A lack of motivation for learning in children is one of the most common teacher and parent complaints that I hear. But what is it that we are really talking about and looking for in our children when it comes to motivation?
Most of the time, when parents talk about a "lack of motivation," what I hear them describing is more like a kind of joyful disobedience. It seems that we as parents have the expectation that our children should do something immediately upon our request. What's more, they should stay on task as long as it takes to accomplish, and refrain from complaining.

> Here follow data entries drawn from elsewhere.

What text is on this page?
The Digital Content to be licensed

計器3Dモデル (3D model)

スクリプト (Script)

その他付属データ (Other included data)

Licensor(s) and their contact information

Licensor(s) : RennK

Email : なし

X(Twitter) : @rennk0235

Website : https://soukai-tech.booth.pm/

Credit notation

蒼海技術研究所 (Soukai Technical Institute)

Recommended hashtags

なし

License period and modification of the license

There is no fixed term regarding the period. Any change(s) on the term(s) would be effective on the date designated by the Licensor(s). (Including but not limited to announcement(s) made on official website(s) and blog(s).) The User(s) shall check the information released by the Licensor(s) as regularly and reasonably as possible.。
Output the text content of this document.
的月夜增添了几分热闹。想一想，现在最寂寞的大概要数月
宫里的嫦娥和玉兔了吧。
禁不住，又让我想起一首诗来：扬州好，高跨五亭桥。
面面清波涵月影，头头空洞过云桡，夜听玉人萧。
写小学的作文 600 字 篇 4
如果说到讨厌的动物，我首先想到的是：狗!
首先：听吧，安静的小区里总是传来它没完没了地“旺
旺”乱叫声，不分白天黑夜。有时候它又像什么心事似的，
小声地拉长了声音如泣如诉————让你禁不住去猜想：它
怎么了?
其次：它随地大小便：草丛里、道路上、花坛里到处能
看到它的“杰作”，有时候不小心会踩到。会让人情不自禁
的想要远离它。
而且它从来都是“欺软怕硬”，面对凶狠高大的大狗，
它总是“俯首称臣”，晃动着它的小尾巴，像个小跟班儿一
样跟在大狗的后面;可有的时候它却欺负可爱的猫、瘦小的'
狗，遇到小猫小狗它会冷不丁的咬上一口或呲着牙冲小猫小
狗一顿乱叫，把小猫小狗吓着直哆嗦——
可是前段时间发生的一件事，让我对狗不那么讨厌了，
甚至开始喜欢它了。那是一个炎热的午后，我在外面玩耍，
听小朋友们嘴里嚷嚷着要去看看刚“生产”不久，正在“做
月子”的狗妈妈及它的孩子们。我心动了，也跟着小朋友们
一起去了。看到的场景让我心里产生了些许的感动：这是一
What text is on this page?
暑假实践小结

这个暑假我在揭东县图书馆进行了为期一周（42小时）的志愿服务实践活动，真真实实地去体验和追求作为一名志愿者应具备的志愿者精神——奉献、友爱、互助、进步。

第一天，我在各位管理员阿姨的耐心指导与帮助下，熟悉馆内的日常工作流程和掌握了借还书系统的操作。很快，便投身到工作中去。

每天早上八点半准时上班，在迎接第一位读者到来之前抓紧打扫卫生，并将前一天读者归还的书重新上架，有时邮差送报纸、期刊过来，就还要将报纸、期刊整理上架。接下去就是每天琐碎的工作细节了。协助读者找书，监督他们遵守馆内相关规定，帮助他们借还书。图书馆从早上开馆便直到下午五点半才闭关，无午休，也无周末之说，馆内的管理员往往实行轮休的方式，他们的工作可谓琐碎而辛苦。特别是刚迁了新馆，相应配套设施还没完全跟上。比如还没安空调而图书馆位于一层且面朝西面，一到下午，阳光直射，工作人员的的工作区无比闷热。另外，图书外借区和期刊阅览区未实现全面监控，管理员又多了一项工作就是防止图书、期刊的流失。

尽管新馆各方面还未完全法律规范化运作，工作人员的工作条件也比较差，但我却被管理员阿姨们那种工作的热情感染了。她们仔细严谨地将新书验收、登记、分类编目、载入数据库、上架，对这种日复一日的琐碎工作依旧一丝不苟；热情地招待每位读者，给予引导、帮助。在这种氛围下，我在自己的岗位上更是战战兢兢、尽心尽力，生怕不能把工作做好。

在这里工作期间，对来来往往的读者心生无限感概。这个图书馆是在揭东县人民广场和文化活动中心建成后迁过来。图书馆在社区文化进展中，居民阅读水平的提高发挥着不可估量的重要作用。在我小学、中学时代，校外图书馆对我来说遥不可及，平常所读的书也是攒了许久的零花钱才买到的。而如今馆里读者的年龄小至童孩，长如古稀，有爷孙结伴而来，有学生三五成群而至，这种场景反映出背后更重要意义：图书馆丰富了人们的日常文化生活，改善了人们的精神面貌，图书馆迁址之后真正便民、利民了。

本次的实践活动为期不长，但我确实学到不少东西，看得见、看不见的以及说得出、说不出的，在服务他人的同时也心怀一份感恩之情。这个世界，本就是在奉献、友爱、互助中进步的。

Put simply - these "perfect" children do not exist. Until about the age of 10, a child's only and most powerful motivation is to learn and master things that belong to the world of adults as they see it. They want to do what we do, and the more enthusiastic we are about something, the more they want to try it. Everything and anything falls under this rule, from physical exercise to reading to playing musical instruments to doing household chores. Any attempt to force a child to do something that they don't witness us doing ourselves is futile. Eventually, as our children grow up, they learn to be compliant and do certain things “just because” they have to, but they also invent an array of tricks to avoid or simulate doing the things they hate. We all did it, and continue doing it in our adult lives. And they watch us doing it.
Setting a personal example is not just one method of parenting, it is the only effective method. We have nothing to offer our children other than our values, habits, interests, and our motivation! If we want our children to change, we must first change ourselves. We have to make ourselves enjoy math, piano, basketball, reading - whatever we want our children to adapt into their daily lives.